表情がコロコロ変わる子なので、そういう意味でもティアラとはまた違ったヒロイン感があって、見ていて飽きないキャラクターだと思いましたし、見れば見るほど、「裏がなく、ブルドーザーみたいな子だな」と思われるんじゃないかな?

結果的にティアラを危険な目に遭わせてしまったシーンもありましたけど、それに対しても、ちゃんと自分の中でけじめをつけて、お互いに手を取ることができたので、「強いな」という気持ちはすごくありましたね。

普通、あの状況で手紙を書こうとは思わないじゃないですか! でも、「私は書く」「そして幸せになる」という強い意志を持って生きている子なので、やっぱり憎めないんですよね……。演じていても、「ヒロインを演じる」というよりは、「この子の美学を、どんなふうに思われても、ちゃんと演じきるぞ」という気持ちが強かったです。

――アカリはハルトナイツと一緒になるキャラクターですが、演じられている佐藤拓也さんとのアフレコでの掛け合いはいかがでしたか?

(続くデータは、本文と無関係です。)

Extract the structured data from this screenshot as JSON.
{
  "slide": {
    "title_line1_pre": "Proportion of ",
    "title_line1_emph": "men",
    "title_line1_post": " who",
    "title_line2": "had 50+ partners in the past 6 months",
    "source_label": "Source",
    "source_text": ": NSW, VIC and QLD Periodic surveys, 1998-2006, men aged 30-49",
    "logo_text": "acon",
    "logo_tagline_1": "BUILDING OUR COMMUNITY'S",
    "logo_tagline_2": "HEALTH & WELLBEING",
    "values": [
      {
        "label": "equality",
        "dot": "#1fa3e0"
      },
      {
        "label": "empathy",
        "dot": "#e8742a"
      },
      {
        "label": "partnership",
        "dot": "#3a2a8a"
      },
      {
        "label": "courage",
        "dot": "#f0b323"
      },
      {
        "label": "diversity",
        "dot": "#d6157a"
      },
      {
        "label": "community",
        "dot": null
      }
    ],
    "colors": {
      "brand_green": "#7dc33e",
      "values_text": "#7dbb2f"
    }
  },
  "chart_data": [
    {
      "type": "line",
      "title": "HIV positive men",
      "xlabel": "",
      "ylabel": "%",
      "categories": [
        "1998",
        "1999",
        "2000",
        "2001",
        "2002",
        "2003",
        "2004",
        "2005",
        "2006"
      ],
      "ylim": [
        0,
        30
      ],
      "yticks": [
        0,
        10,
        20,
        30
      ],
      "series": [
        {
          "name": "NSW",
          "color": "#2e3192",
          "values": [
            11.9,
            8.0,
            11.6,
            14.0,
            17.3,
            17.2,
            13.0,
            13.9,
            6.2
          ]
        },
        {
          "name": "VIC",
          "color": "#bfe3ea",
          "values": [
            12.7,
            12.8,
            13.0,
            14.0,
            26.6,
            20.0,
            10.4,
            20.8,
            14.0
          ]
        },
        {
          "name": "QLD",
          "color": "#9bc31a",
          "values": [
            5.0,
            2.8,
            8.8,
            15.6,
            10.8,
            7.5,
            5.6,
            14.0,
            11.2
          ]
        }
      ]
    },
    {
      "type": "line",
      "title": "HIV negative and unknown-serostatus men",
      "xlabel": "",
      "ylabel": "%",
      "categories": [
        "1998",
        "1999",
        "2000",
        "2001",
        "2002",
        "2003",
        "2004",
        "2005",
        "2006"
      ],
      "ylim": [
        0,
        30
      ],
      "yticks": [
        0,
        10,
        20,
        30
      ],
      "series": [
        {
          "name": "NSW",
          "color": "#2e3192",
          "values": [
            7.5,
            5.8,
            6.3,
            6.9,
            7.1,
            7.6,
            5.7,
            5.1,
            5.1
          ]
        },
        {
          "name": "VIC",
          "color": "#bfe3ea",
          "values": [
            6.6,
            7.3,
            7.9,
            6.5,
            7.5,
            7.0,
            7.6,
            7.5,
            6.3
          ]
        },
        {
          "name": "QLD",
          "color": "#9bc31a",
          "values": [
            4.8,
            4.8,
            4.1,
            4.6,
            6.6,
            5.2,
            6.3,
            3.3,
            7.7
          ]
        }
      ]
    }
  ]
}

花守:実は、佐藤さんとは、あまり収録のタイミングが合わなくて、基本的には佐藤さんの音声を先に聴きながら収録する形だったんです。佐藤さんが演じるハルトナイツには、どこか砂糖菓子のような繊細さがあって。最初は、ティアラに対して少し横暴な物言いをする場面もあって、「え、なんで?」って思うところもあったかもしれないんですけど、その後、どんどんティアラに対して、「あれ、ティアラって、俺に優しくしてくれていたのに、俺、なんで……」って落ち込んでいく、その“乙女感”がすごくて!

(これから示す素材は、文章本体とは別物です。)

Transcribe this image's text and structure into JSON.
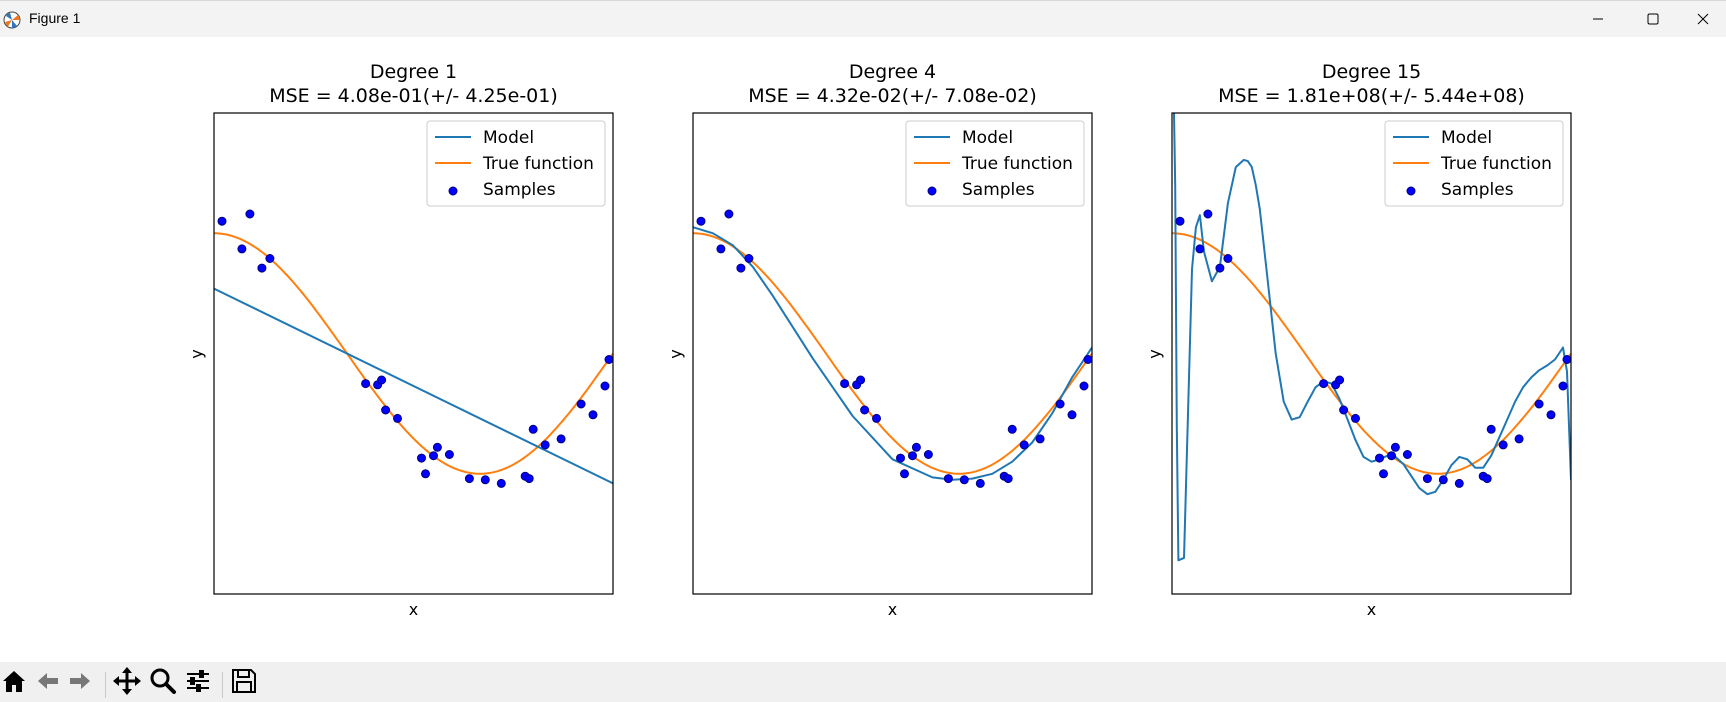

もしかしたら、アカリよりもハルトナイツのほうが、繊細な心の持ち主なんじゃないかな、と思いながら、聴いていてクスッとしてしまう場面もありました。それでも、ティアラのほうに戻るのではなく、ちゃんと「アカリが好きだ」という気持ちを捨てずにいてくれた。だからこそ、アカリは最後にひとりにならなかったんだな、と思いますし、「じゃあ、ハルトナイツと私で幸せになる」ときちんと踏み切れたんだなと感じました。

ティアラとアクアの甘々な雰囲気とはまた違った、安心感のある二人組ですよね。なんだかんだで、すごくバランスのいい二人です。この先もハルトナイツを引きずり回している情景が目に浮かびます(笑)。

――アカリが引っ張っていく姿が目に浮かびます。

花守:「ウジウジしてないで、もう早く行きましょう!」って言ってそうですよね。でも、そういう組み合わせがすごくいいな。ハルトナイツは、考え込んでしまって、あとから後悔ができ、アカリと同じように自分の心にけじめをつけて、前に進める人なんですよね。間違えた時に、「何が悪かったのか」をちゃんと見つめて、進む場所を変えられる。その強さが二人にはあって、そこが似ているんじゃないかな、と思っています。

――この作品に登場するカップルは、どの組み合わせもいいバランスで個性が違っていて、それぞれに魅力がありますよね。

花守:本当にそうですね。原作を読んでも、アニメを見ても、「この二人の空気感、好きかも」って思えるカップルが、きっと見つかると思います。女の子が好きなヒロイン像が、この作品のどこかに必ずある、という安心感があるんですよね。